“I glance at them,” said John Burger, a top co-op broker at Brown Harris Stevens, “but Manhattan is really eight different markets, and none of them really address the nuances.”
Mr. Burger was talking about the third-quarter Manhattan housing reports from various brokerages that came out last week, and he didn’t have much good to say about them. “They don’t separate out pre- and postwar architecture and there’s a huge difference between how those two perform in markets,” he said.
Mr. Burger is not alone in his view. While in years past the reports received lots of publicity—both in reporting the health of the Manhattan housing market and in their ability to create buzz—New York’s top brokers echo his unfavorable sentiments. It’s not that the reports are especially inaccurate or inartfully done; it’s just that they’re more for the folks at home and not for people who make a living in the market day-to-day.
“The reports are targeted at the consumer—it’s old news for brokers and forecasters, but it supports what we knew was happening,” said Sotheby’s broker Nikki Field. The statistics of the report are based in deals “which happened during the second quarter, but were finalized and transferred in the third,” said Ms. Field, who was the subject of The Observer‘s latest Sit-Down. “They are not the pulse of the market; those are the deals being negotiated today.”

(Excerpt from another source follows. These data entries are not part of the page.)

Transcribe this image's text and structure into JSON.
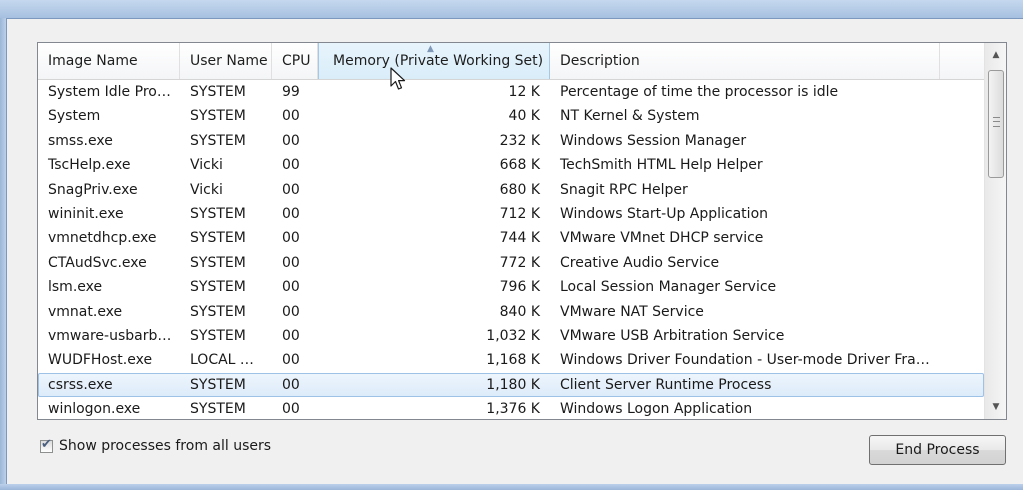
{
  "list": {
    "columns": {
      "image_name": "Image Name",
      "user_name": "User Name",
      "cpu": "CPU",
      "memory": "Memory (Private Working Set)",
      "description": "Description"
    },
    "sorted_column": "memory",
    "sort_direction": "ascending",
    "selected_row": 12,
    "rows": [
      {
        "name": "System Idle Pro…",
        "user": "SYSTEM",
        "cpu": "99",
        "mem": "12 K",
        "desc": "Percentage of time the processor is idle"
      },
      {
        "name": "System",
        "user": "SYSTEM",
        "cpu": "00",
        "mem": "40 K",
        "desc": "NT Kernel & System"
      },
      {
        "name": "smss.exe",
        "user": "SYSTEM",
        "cpu": "00",
        "mem": "232 K",
        "desc": "Windows Session Manager"
      },
      {
        "name": "TscHelp.exe",
        "user": "Vicki",
        "cpu": "00",
        "mem": "668 K",
        "desc": "TechSmith HTML Help Helper"
      },
      {
        "name": "SnagPriv.exe",
        "user": "Vicki",
        "cpu": "00",
        "mem": "680 K",
        "desc": "Snagit RPC Helper"
      },
      {
        "name": "wininit.exe",
        "user": "SYSTEM",
        "cpu": "00",
        "mem": "712 K",
        "desc": "Windows Start-Up Application"
      },
      {
        "name": "vmnetdhcp.exe",
        "user": "SYSTEM",
        "cpu": "00",
        "mem": "744 K",
        "desc": "VMware VMnet DHCP service"
      },
      {
        "name": "CTAudSvc.exe",
        "user": "SYSTEM",
        "cpu": "00",
        "mem": "772 K",
        "desc": "Creative Audio Service"
      },
      {
        "name": "lsm.exe",
        "user": "SYSTEM",
        "cpu": "00",
        "mem": "796 K",
        "desc": "Local Session Manager Service"
      },
      {
        "name": "vmnat.exe",
        "user": "SYSTEM",
        "cpu": "00",
        "mem": "840 K",
        "desc": "VMware NAT Service"
      },
      {
        "name": "vmware-usbarb…",
        "user": "SYSTEM",
        "cpu": "00",
        "mem": "1,032 K",
        "desc": "VMware USB Arbitration Service"
      },
      {
        "name": "WUDFHost.exe",
        "user": "LOCAL …",
        "cpu": "00",
        "mem": "1,168 K",
        "desc": "Windows Driver Foundation - User-mode Driver Fra…"
      },
      {
        "name": "csrss.exe",
        "user": "SYSTEM",
        "cpu": "00",
        "mem": "1,180 K",
        "desc": "Client Server Runtime Process"
      },
      {
        "name": "winlogon.exe",
        "user": "SYSTEM",
        "cpu": "00",
        "mem": "1,376 K",
        "desc": "Windows Logon Application"
      }
    ]
  },
  "footer": {
    "show_all_users_label": "Show processes from all users",
    "show_all_users_checked": true,
    "end_process_label": "End Process"
  },
  "icons": {
    "sort": "sort-ascending-icon",
    "scroll_up": "scroll-up-icon",
    "scroll_down": "scroll-down-icon",
    "cursor": "mouse-pointer-icon",
    "check": "checkmark-icon"
  }
}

Michele Kleier, a broker who runs her own firm, found that the reports don’t attest to the daily and weekly fluctuations in the market, affected by myriad factors including the volatile stock market. “I peruse them, but the truth is that I only care about my own business, and my own business changed radically in the last quarter,” she said. “With the stock market not having a good week, things can all change quickly. So I read them, but do I take them as gospel? No.”
It is true that brokers keep the reports around, usually to rattle off statistics to clients. Bruce Ehrmann, an executive vice president at Stribling, said that his team did review the reports in a meeting, but that they are “always lagging—real estate is always day-to-day, an almost ephemeral thing.”
Some buyers like to hear the numbers and past history, but it’s not the most useful information for someone who’s looking to buy or sell an apartment right now. A good broker will know actually useful and dynamic information: what’s really going on with prices at a particular time, neighborhood, and type of property.
“They are not put out by people who are in the marketplace,” Mr. Burger said, “but people who analyze the marketplace through computer screens.”